Saturday, July 10, 2010

Food for Love


My husband bowls once a week. On that night he comes home and I'm already asleep. Because he goes straight from work to bowling, he picks up fast food on the way home. For a while, he liked to get In-n-Out cheeseburgers animal style. Animal style is when they grill the onions in mustard before putting them on the burger. He would come to bed and cozy up to me, smelling like mustardy onions. It was nasty.

I would never try to kiss someone after eating:
corn nuts, Doritos, Funyons, sour kraut, pork sausage, onion rings, buffalo wings, bruschetta, and the list can go on.

Add smoking a cigar to the list.

Of course, I usually brush my teeth after eating anything because I'm a little ocd.

This brings me to my point.
I write about Elizabethan England. I have studied recipes from the era. I've looked at methods of cooking, spices used, and the differences in food stuffs between social classes. I have read primary accounts of feasts, both at private homes and at court.

I am an reasonably adventurous eater, but I don't like my sweet pies to have meat in them. And I don't like my meat dishes to be packed in butter or to stare back at me as I cut into them. As such, I have always adapted the foods they ate to our modern food sensibilities.

Right now, in my wip, I am working on an elaborate feast for the fourth night of Christmas festivities. Instead of cleaning up the Elizabethan use of marrow in everything, I am challenging myself to render a more accurate, if disgusting, representation. Who am I to pass judgment on historically accurate food?
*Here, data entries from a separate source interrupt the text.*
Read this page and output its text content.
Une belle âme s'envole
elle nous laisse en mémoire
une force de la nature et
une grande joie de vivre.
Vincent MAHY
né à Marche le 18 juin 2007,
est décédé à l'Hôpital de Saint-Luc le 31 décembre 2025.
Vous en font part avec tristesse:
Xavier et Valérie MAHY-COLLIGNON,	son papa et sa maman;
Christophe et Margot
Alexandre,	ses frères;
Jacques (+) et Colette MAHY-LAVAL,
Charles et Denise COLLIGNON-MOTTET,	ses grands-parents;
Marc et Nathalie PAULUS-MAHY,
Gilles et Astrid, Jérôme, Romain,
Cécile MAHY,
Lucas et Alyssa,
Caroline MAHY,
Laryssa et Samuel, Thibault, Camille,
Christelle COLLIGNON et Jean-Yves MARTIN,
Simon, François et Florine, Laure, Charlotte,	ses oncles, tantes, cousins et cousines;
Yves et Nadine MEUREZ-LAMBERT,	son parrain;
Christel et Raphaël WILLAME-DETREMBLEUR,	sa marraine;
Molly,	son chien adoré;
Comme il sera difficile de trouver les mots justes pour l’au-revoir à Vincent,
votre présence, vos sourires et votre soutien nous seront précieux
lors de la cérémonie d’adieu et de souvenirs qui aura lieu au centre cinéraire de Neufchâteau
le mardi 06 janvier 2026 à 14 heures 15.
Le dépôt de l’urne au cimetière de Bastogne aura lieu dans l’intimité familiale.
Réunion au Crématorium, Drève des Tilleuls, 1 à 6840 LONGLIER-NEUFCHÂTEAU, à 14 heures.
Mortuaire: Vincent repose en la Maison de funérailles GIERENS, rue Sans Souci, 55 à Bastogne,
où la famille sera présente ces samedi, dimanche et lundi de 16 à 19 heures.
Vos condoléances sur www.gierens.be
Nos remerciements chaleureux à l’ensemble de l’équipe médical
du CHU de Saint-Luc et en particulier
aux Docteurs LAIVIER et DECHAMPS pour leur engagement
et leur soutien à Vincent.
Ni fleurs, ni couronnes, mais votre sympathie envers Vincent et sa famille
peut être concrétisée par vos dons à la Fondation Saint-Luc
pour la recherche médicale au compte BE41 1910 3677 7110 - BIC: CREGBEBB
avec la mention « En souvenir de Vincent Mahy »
That said, how kissable will my heroine be after eating a pudding made from blood, barley, figs, and honey? That's way worse than mustardy onions. I don't know if I can do it.

7 comments:

fillthecup said...

And what did dental care consist of back then? I'd imagine at some point everyone's breath wasn't so great. Or did they chew mint/herbs of some kind before a romantic interlude?

Erin Kane Spock said...

They did! They would bite on a clove, which was both antiseptic and left a pleasant flavor.
They cleaned their teeth in a variety of ways, the most common being scraping the teeth with a fibrous implement like a shredded stick.

Candyland said...

I'm so distracted by the pig head, I can't think, lol.

lindsay said...

Great post - of course I like anything food related so I may be biased ;). So I say go for the accurate depiction of foods because we, as modern people, need to understand that things weren't always the way they are now foodwise. In fact, I think the so-called gross stuff is making a big come back in modern haute cuisine, so you may be on to something.

Erin Kane Spock said...

I did it. Sir Nicholas is really into his blood and beef pudding and side of egg custard. Of course, the word pudding will elicit different images than sausage, but oh well. Mary is too stressed out to eat her wedge of sharp cheese covered with honey and walnuts (which sounds delicious to me). The whole court is being served a swan stuffed with a goose, pheasant, black bird, French hen, turtle dove, and partridge.

Raquel Byrnes said...

Did they have fruit salad? Cause strawberry breath is good, right? That's why they do the whole strawberries and champagne thing at romantic restaurants.

Postman said...

Have the heroine make some snarky comment (either to the guy, or to herself) about his breath. Adds a bit of humor, and doesn't come down too hard on the food they ate back then, just the halitosis it caused.